С появлением Светки жизнь наша словно бы вошла в нормальную колею. До рождения дочки я все чаще и чаще замечал, как рыскает из стороны в сторону наша семейная ладья. Правда, тогда я не придавал этому значения, думал: вот будет ребенок, и все это у Галки пройдет. Сейчас понимаю, что дело было, видимо, не только в этом, но кто ж его знал, как оно все в конце концов обернется…
…Женщина с янтарем на ладонях грустно улыбалась мне со стены. «Лишние мы с тобою здесь, на этом лживом празднике, подружка, — мысленно обратился я к ней и огляделся с тоскою вокруг. — Зачем тебя заперли в капище жидкого дьявола, где поклонники его добровольно впадают в безумье?.. Тебя насильно перенесли с желтых дюн Куршской косы или с Паланги, а я добровольно пришел сюда, чтобы положить свою память на плаху».
— Как там было? — спросила вдруг Галка.
— Обыкновенно, — ответил я. — Не прежний лагерь, конечно, все по закону. Почти курорт. Видишь, даже потреблять спиртное отучился…
— Ты и раньше этим не увлекался, — заметил Решевский.
— Это верно, — согласился со Стасом. — Скорее по инерции пил, мореходская кодла благословляла. Внушили нам, будто пьянство — русская традиция архидревнейших времен.

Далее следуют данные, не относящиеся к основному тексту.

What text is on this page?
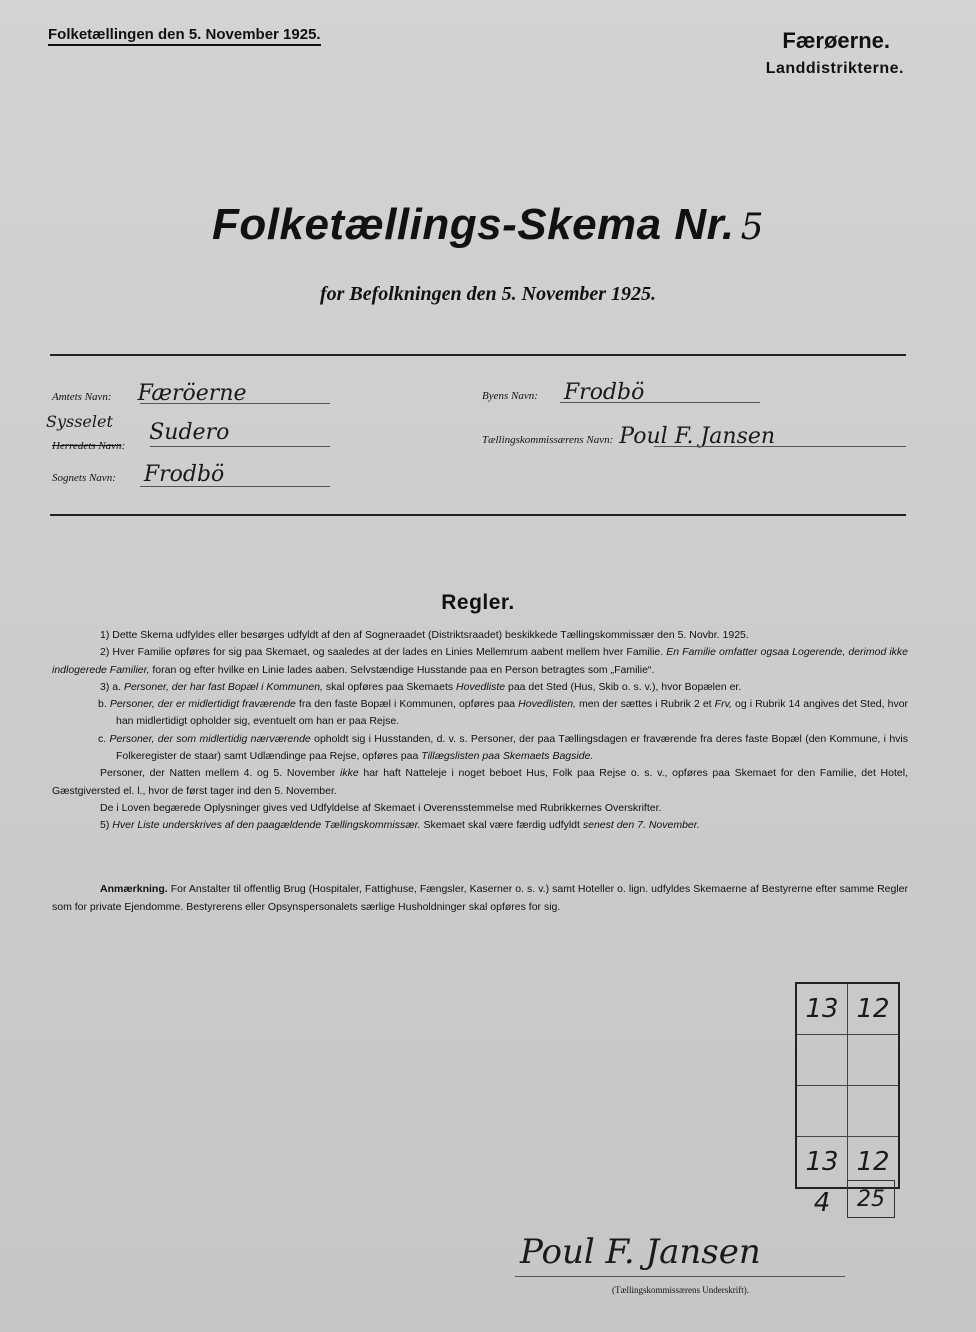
Folketællingen den 5. November 1925.	Færøerne.
Landdistrikterne.
Folketællings-Skema Nr. 5
for Befolkningen den 5. November 1925.
Amtets Navn: Færöerne
Sysselet
Herredets Navn: Sudero
Sognets Navn: Frodbö
Byens Navn: Frodbö
Tællingskommissærens Navn: Poul F. Jansen
Regler.

1) Dette Skema udfyldes eller besørges udfyldt af den af Sogneraadet (Distriktsraadet) beskikkede Tællingskommissær den 5. Novbr. 1925.

2) Hver Familie opføres for sig paa Skemaet, og saaledes at der lades en Linies Mellemrum aabent mellem hver Familie. En Familie omfatter ogsaa Logerende, derimod ikke indlogerede Familier, foran og efter hvilke en Linie lades aaben. Selvstændige Husstande paa en Person betragtes som „Familie“.

3) a. Personer, der har fast Bopæl i Kommunen, skal opføres paa Skemaets Hovedliste paa det Sted (Hus, Skib o. s. v.), hvor Bopælen er.

b. Personer, der er midlertidigt fraværende fra den faste Bopæl i Kommunen, opføres paa Hovedlisten, men der sættes i Rubrik 2 et Frv, og i Rubrik 14 angives det Sted, hvor han midlertidigt opholder sig, eventuelt om han er paa Rejse.

c. Personer, der som midlertidig nærværende opholdt sig i Husstanden, d. v. s. Personer, der paa Tællingsdagen er fraværende fra deres faste Bopæl (den Kommune, i hvis Folkeregister de staar) samt Udlændinge paa Rejse, opføres paa Tillægslisten paa Skemaets Bagside.

Personer, der Natten mellem 4. og 5. November ikke har haft Natteleje i noget beboet Hus, Folk paa Rejse o. s. v., opføres paa Skemaet for den Familie, det Hotel, Gæstgiversted el. l., hvor de først tager ind den 5. November.

De i Loven begærede Oplysninger gives ved Udfyldelse af Skemaet i Overensstemmelse med Rubrikkernes Overskrifter.

5) Hver Liste underskrives af den paagældende Tællingskommissær. Skemaet skal være færdig udfyldt senest den 7. November.

Anmærkning. For Anstalter til offentlig Brug (Hospitaler, Fattighuse, Fængsler, Kaserner o. s. v.) samt Hoteller o. lign. udfyldes Skemaerne af Bestyrerne efter samme Regler som for private Ejendomme. Bestyrerens eller Opsynspersonalets særlige Husholdninger skal opføres for sig.

13 12
13 12
4	25
Poul F. Jansen
(Tællingskommissærens Underskrift).
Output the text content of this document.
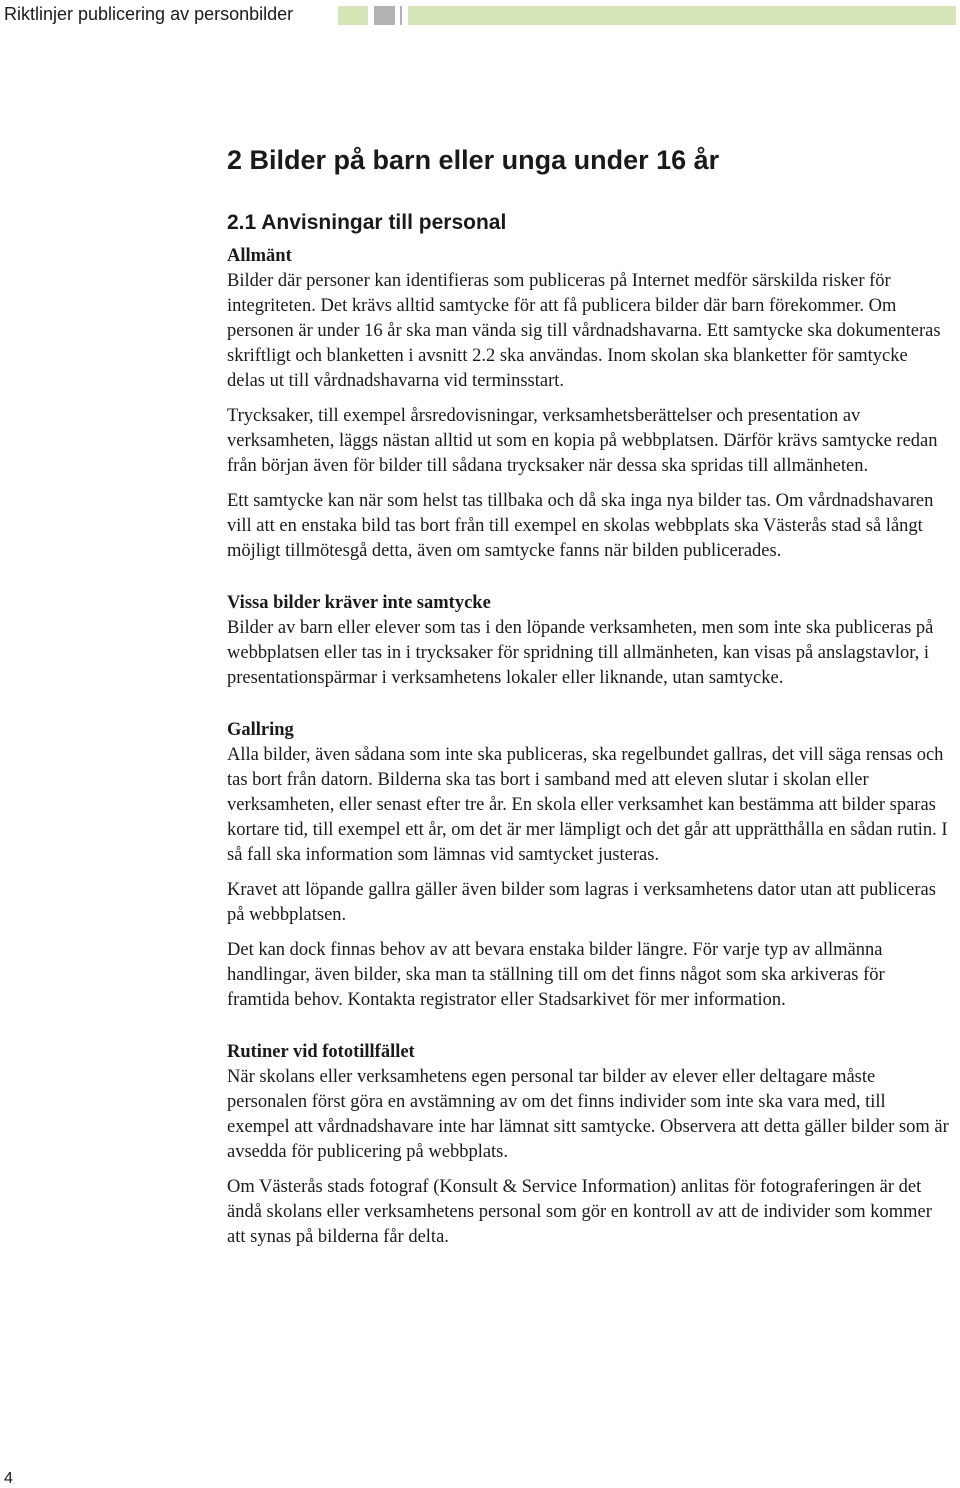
Riktlinjer publicering av personbilder
2 Bilder på barn eller unga under 16 år
2.1 Anvisningar till personal
Allmänt

Bilder där personer kan identifieras som publiceras på Internet medför särskilda risker för integriteten. Det krävs alltid samtycke för att få publicera bilder där barn förekommer. Om personen är under 16 år ska man vända sig till vårdnadshavarna. Ett samtycke ska dokumenteras skriftligt och blanketten i avsnitt 2.2 ska användas. Inom skolan ska blanketter för samtycke delas ut till vårdnadshavarna vid terminsstart.

Trycksaker, till exempel årsredovisningar, verksamhetsberättelser och presentation av verksamheten, läggs nästan alltid ut som en kopia på webbplatsen. Därför krävs samtycke redan från början även för bilder till sådana trycksaker när dessa ska spridas till allmänheten.

Ett samtycke kan när som helst tas tillbaka och då ska inga nya bilder tas. Om vårdnadshavaren vill att en enstaka bild tas bort från till exempel en skolas webbplats ska Västerås stad så långt möjligt tillmötesgå detta, även om samtycke fanns när bilden publicerades.

Vissa bilder kräver inte samtycke

Bilder av barn eller elever som tas i den löpande verksamheten, men som inte ska publiceras på webbplatsen eller tas in i trycksaker för spridning till allmänheten, kan visas på anslagstavlor, i presentationspärmar i verksamhetens lokaler eller liknande, utan samtycke.

Gallring

Alla bilder, även sådana som inte ska publiceras, ska regelbundet gallras, det vill säga rensas och tas bort från datorn. Bilderna ska tas bort i samband med att eleven slutar i skolan eller verksamheten, eller senast efter tre år. En skola eller verksamhet kan bestämma att bilder sparas kortare tid, till exempel ett år, om det är mer lämpligt och det går att upprätthålla en sådan rutin. I så fall ska information som lämnas vid samtycket justeras.

Kravet att löpande gallra gäller även bilder som lagras i verksamhetens dator utan att publiceras på webbplatsen.

Det kan dock finnas behov av att bevara enstaka bilder längre. För varje typ av allmänna handlingar, även bilder, ska man ta ställning till om det finns något som ska arkiveras för framtida behov. Kontakta registrator eller Stadsarkivet för mer information.

Rutiner vid fototillfället

När skolans eller verksamhetens egen personal tar bilder av elever eller deltagare måste personalen först göra en avstämning av om det finns individer som inte ska vara med, till exempel att vårdnadshavare inte har lämnat sitt samtycke. Observera att detta gäller bilder som är avsedda för publicering på webbplats.

Om Västerås stads fotograf (Konsult & Service Information) anlitas för fotograferingen är det ändå skolans eller verksamhetens personal som gör en kontroll av att de individer som kommer att synas på bilderna får delta.

4
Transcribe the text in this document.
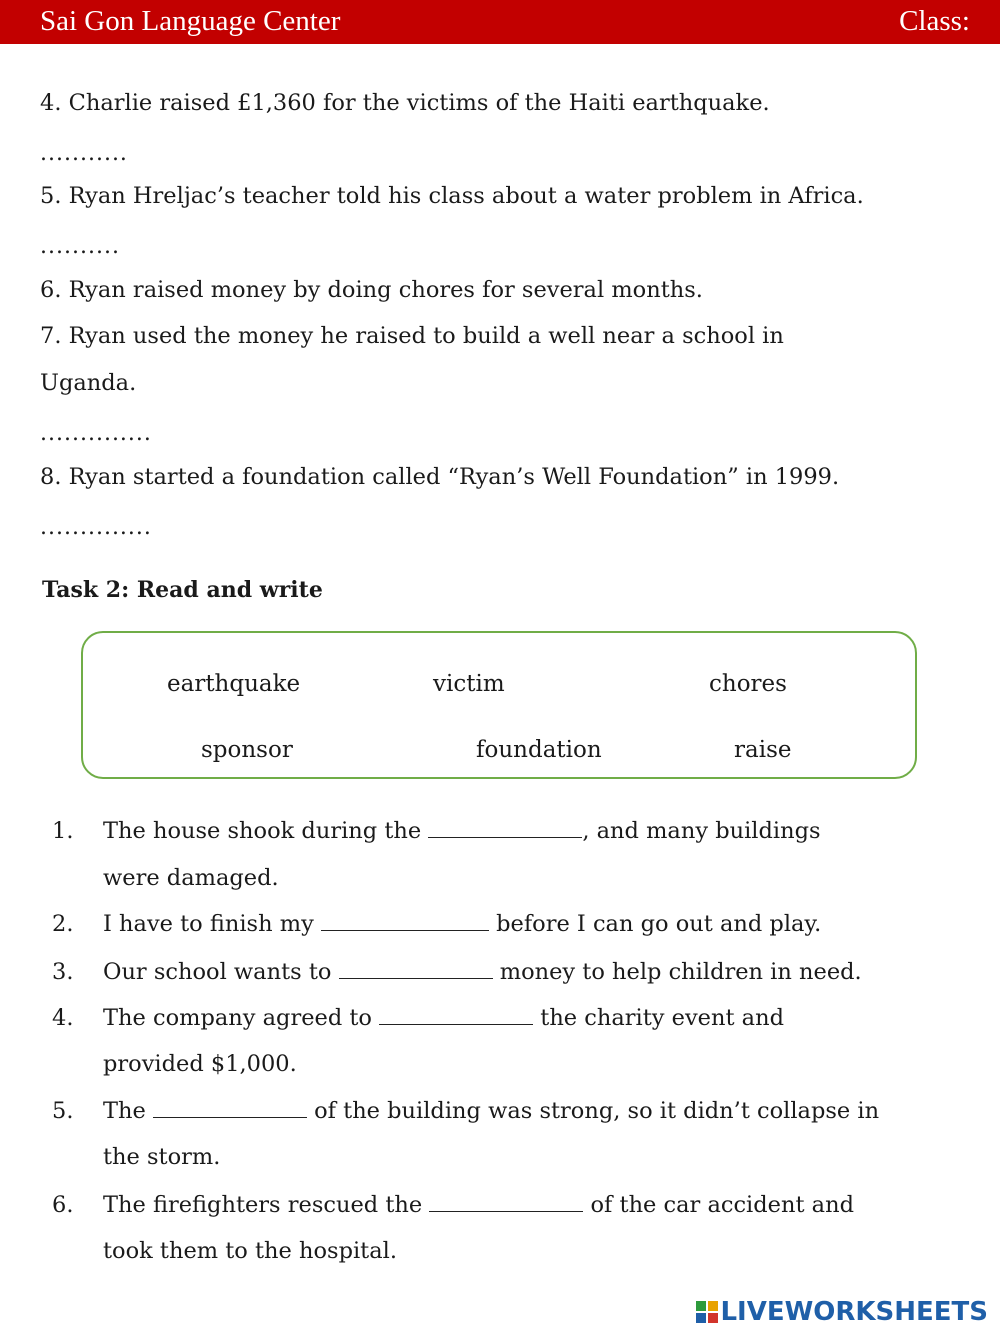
Sai Gon Language Center	Class:
4. Charlie raised £1,360 for the victims of the Haiti earthquake.
...........
5. Ryan Hreljac’s teacher told his class about a water problem in Africa.
..........
6. Ryan raised money by doing chores for several months.
7. Ryan used the money he raised to build a well near a school in
Uganda.
..............
8. Ryan started a foundation called “Ryan’s Well Foundation” in 1999.
..............
Task 2: Read and write
earthquake	victim	chores
sponsor	foundation	raise
1. The house shook during the	, and many buildings
were damaged.
2. I have to finish my	before I can go out and play.
3. Our school wants to	money to help children in need.
4. The company agreed to	the charity event and
provided $1,000.
5. The	of the building was strong, so it didn’t collapse in
the storm.
6. The firefighters rescued the	of the car accident and
took them to the hospital.
LIVEWORKSHEETS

— Неправда это, — более горячо, чем требовала ситуация, сказала Галка.
— Что есть истина? — играя на публику, произнес я. «Она в том, что, выходя в море, никогда не усомнился в надежности оставленного на берегу очага», — про себя обратился к Галке, пристально поглядев в ее глаза.
…Первый год совместной жизни пролетел незаметно. Сохранялось чувство новизны нашего с Галкой положения. Собственно, мы и не знали как следует друг друга и постепенно оба накапливали информацию. На следующий год мне пришлось долго стоять в ремонте, я часто бывал дома, хотя и возвращался поздно, так как получил должность старпома, а старпом на ремонте — словно цепной пес, разве что не приклепан к судну. После двух рейсов третьего года я стал капитаном и тут заметил, что Галка словно хочет сказать мне нечто и не решается. Я исподволь пытался расспросить: что, мол, мучает тебя… Но Галка отмалчивалась и лишь однажды неожиданно сказала.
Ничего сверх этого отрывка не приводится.